The Los Angeles ordinance had gone largely unenforced until recent years, when the police began cracking down on illicit behavior in the Skid Row area of downtown, which has one of the largest concentrations of homeless people in the country.
The ordinance states that "no person shall sit, lie or sleep in or upon any street, sidewalk or public way" under threat of a US$1,000 fine and possible jail term of up to six months.
restrictive
The court of appeals, in striking down the convictions of six people charged under the ordinance, called it "one of the most restrictive municipal laws regulating public spaces in the United States" and cited the example of other cities, such as Portland, Oregon, Tucson, Arizona, and Las Vegas, Nevada, that have enacted similar ordinances but limited enforcement to certain times of day or designated places.
The Eighth Amendment, which bars cruel and unusual punishment, prohibits Los Angeles "from punishing involuntary sitting, lying, or sleeping on public sidewalks that is an unavoidable consequence of being human and homeless without shelter," Judge Kim McLane Wardlaw wrote.
The Los Angeles police, in response to the ruling, released a statement that said: "The condition of being homeless in and of itself is not a crime and should not be treated as such. But the criminal element that preys upon the homeless and mentally ill will be targeted, arrested and prosecuted to the fullest extent of the law."
It added, "The department will continue to work with the city's political leadership and the courts to find solutions to help keep the homeless safe and off the streets."

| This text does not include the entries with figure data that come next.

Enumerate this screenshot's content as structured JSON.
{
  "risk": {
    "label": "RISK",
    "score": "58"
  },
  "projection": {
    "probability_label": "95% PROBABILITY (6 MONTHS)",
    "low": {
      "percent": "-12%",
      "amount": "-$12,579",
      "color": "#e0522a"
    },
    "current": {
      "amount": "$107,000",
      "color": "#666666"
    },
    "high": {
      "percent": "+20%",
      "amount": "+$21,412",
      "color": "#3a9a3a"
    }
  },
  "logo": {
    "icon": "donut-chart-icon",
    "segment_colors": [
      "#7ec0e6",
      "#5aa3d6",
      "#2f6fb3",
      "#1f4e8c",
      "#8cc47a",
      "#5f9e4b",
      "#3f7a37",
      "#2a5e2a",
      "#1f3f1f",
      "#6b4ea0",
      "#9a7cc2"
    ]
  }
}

A spokeswoman for the city attorney's office, Contessa Mankiewicz, said, "We are disappointed, and we are reviewing our options."
appeal
If the city chooses to appeal, it could seek a review of the decision by the full court or pursue a direct appeal to the Supreme Court.
The police in Los Angeles, which has been wrestling with how to reduce a homeless population that by some counts is the largest in the country, have used the ordinance in an effort to clean up Skid Row, a 50-block area east of downtown that has long been home to the down and out.
There, some 10,000 to 12,000 homeless people live near new condominiums and apartment buildings that have arisen in an explosion of gentrification.
limited shelter
The ruling said there was shelter for 9,000 to 10,000 homeless people in that area, leaving about 1,000 people or more without a roof over their heads.
"So long as there are a greater number of homeless individuals in Los Angeles than the number of available beds, the city may not enforce" the ordinance, the judges said.
The case was filed in February 2003 by the American Civil Liberties Union of Southern California and the National Lawyers Guild on behalf of six homeless people who had been ticketed in Skid Row and in some cases jailed briefly or ordered to pay fines.
The appeals court's ruling on Friday overturns a district court ruling in favor of the city.